OTA takes insurance concerns to Queen’s Park
TORONTO, (Aug. 8, 2003) — The Ontario Trucking Association is making sure both the governing Ontario Tories and poll-leading Liberal opposition include insurance reforms for trucking in their upcoming election campaigns.
Skyrocketing automobile insurance rates is becoming an important election issue for both parties. However, the OTA says such interest in the problem hasn’t necessarily translated into concern for the trucking industry, and the association wants commercial vehicle insurance reforms to be considered as well.
While the OTA is distancing itself from some calls demanding a government-run insurance scheme or regulated insurance premiums, it is lobbying for tort reform designed to moderate the dollars that are being paid out in claims. Among the issues raised by OTA was the need to: Eliminate the loss transfer provision for collisions involving commercial vehicles and other types of vehicles; limit a carrier’s liability for costs to the extent to which they are found to be responsible for causing a collision; and, allow the deductibility for tax purposes of self-insurance reserves.
One of OTA’s main criticisms of the industry is that the current no-fault insurance system does not exist where a truck and a car are involved in a collision.
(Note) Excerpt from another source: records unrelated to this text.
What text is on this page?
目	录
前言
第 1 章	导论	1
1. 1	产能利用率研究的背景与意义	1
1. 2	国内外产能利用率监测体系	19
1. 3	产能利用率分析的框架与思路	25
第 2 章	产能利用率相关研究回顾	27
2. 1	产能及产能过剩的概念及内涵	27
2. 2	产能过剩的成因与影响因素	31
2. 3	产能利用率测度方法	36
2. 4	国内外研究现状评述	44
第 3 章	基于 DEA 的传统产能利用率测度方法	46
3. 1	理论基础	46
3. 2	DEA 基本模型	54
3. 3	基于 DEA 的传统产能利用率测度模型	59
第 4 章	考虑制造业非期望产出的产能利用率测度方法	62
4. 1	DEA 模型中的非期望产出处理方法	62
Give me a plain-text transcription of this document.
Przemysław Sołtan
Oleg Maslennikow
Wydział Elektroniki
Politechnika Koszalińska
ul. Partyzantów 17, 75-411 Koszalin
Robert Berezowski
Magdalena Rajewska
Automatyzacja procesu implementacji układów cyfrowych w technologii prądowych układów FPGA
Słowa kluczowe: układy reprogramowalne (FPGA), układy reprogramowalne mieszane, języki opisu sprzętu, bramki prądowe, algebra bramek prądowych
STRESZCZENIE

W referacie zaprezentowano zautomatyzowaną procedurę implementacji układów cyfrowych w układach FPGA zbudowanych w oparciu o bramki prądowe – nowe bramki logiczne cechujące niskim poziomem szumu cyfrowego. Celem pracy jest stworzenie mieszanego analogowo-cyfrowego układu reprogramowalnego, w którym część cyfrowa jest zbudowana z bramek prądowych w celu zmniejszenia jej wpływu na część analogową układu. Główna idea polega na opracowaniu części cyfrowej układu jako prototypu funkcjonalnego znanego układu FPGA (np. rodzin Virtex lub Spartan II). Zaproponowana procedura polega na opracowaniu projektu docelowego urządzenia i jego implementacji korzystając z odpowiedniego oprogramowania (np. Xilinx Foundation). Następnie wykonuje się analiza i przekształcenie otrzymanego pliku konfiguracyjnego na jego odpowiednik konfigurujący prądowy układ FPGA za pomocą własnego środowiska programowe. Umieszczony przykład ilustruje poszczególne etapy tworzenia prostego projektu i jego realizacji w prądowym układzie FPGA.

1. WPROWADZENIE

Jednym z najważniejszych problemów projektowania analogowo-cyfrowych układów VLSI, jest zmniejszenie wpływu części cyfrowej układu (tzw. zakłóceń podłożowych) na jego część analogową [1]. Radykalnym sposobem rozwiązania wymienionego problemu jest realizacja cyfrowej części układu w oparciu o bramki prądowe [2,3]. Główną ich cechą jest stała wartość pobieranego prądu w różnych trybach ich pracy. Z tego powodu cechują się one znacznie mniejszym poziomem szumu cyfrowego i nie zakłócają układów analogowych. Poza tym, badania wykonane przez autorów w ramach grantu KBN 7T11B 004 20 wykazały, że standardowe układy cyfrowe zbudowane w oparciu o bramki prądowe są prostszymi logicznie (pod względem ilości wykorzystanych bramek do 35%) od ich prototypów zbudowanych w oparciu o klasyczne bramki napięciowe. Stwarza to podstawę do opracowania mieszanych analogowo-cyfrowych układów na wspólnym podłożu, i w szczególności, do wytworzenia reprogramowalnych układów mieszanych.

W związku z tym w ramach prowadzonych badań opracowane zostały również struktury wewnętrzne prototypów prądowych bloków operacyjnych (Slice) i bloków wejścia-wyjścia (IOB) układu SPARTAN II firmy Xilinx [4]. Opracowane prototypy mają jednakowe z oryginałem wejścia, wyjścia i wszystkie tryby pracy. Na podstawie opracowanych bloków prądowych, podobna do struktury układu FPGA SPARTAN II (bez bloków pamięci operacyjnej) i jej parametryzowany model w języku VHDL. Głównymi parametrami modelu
Instead, the carrier’s insurance company must pay the amount of any claim on the part of the car driver that exceeds a threshold of $2,000 — regardless of the extent to which the carrier is responsible for causing the collision. In addition, the current regime in Ontario still allows parties to seek damages in cases of personal injury, and in the case of car-truck collisions the courts have had a tendency to assign a greater share of the costs to carrier insurance policies — taking the position that a carrier is more able to pay (the so called “deep pocket” theory). The OTA insists this ‘deep pockets” approach is patently unfair to the trucking industry, and the government’s tort reform package should include a limitation on the carrier’s liability up to the extent that it was negligent.
In recent meetings with government officials, the OTA also expressed concerns over the lack of competition in the insurance market and sky-rocketing premiums are leading companies to take on higher levels of self-insurance, thereby forcing them to set up reserves in the years when their claims are low. However, tax law does not allow deductibility of reasonable reserves. “Consequently,” the OTA said in a press release, “carriers face the choice of increased administrative costs to implement legal structures such as ‘captive’ insurance schemes, or they may be forced to reduce coverage which is not in society’s best interest.”